A case study in testing with 100+ Claude agents in parallel

imbue.com

55 points by thejash 2 days ago


npodbielski - 11 hours ago

If this will be future of software in 20 years nobody will understand what the hell software actually does. If nobody will things will get to implode quickly.

Yokohiii - 12 hours ago

> Finally, remember that mngr runs your agent in a tmux session

what the hell?

dakolli - 14 hours ago

this is a pitch to sell an agent orchestration product and services.

khazhoux - 11 hours ago

Me: has to babysit every feature for hours in Claude Code, building a good plan but then still iterating many many times over things that need to be fixed and tweaked until the feature can be called done.

Bloggers: Here's how we use 3,000 parallel agents to write, test, and ship a new feature to production every 17 minutes in an 8M-LOC codebase (all agent-generated!).

... I'm doing something wrong, or other people are doing something wrong?

maxbeech - 14 hours ago

the thing that actually burns token budget at scale isn't the agent count itself—it's understanding the cost model of orchestrating them. 100 agents running in parallel is fine if they're short-lived queries. but once you start running them on a schedule (hourly checks, overnight batch work), the math changes fast.

each agent run against a real codebase probably spends 20-50k tokens just on context: repo structure, relevant files, recent changes. multiply that by 100 agents running every hour across 10-20 repos, and you're already hitting millions of tokens a day before any actual work happens. add in re-runs for failures or retries, and the cost curve gets steep quickly.

the harder problem is observability. with one agent you can read logs and understand what went wrong. with 100 agents you need aggregation, pattern detection, alerting on the common failure modes. if 3 agents fail silently but identically, was that a real issue or just rate limiting? if 40 agents all timeout at the same step, was it a dependency problem or infrastructure saturation? at scale you're debugging distributions, not individual runs.

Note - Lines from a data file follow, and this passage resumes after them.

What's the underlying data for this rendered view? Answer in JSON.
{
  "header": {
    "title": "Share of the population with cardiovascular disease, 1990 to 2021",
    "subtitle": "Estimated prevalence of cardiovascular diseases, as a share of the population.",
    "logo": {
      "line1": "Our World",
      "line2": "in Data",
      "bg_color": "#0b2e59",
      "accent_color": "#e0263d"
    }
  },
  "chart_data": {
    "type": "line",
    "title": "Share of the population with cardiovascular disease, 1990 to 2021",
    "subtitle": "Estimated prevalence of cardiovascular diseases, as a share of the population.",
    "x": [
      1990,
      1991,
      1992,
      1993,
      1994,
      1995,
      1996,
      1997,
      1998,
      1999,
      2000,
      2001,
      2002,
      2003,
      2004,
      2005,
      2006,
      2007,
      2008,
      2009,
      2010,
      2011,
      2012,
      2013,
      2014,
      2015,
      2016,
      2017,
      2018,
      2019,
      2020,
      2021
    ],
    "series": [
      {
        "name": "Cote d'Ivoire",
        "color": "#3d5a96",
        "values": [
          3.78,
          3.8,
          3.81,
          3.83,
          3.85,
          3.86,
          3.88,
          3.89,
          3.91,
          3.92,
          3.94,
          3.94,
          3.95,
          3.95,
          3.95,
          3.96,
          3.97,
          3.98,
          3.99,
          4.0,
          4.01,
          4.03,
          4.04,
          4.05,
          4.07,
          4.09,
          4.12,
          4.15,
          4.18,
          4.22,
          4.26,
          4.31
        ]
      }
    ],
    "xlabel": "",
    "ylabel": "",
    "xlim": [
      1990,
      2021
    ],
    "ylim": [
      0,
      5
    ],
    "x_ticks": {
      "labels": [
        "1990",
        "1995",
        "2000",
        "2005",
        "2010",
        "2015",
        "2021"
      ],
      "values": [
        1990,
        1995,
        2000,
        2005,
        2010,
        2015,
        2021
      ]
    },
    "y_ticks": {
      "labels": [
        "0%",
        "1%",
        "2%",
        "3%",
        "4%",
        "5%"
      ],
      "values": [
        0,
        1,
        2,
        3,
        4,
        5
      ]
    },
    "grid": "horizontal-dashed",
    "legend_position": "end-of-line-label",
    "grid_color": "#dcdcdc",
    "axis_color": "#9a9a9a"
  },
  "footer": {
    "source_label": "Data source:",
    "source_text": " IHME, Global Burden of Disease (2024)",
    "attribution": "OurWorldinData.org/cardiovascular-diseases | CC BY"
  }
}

also helps to be ruthless about concurrency. the async pattern isn't "run as many as possible at once"—it's "run exactly as many as the API and your budget can support without making the failure modes harder to diagnose." for claude api work that's usually smaller than people expect.

meidad_g - 12 hours ago

[dead]

petcat - 15 hours ago

Curious how people and companies like this are approaching matters of intellectual property now that the courts have ruled that basically no part of AI generated content or code is copyrightable and is therefore impossible to claim ownership of.

Are people just not going to open source anything anymore since licenses don't matter? Might as well just keep the code secret, right?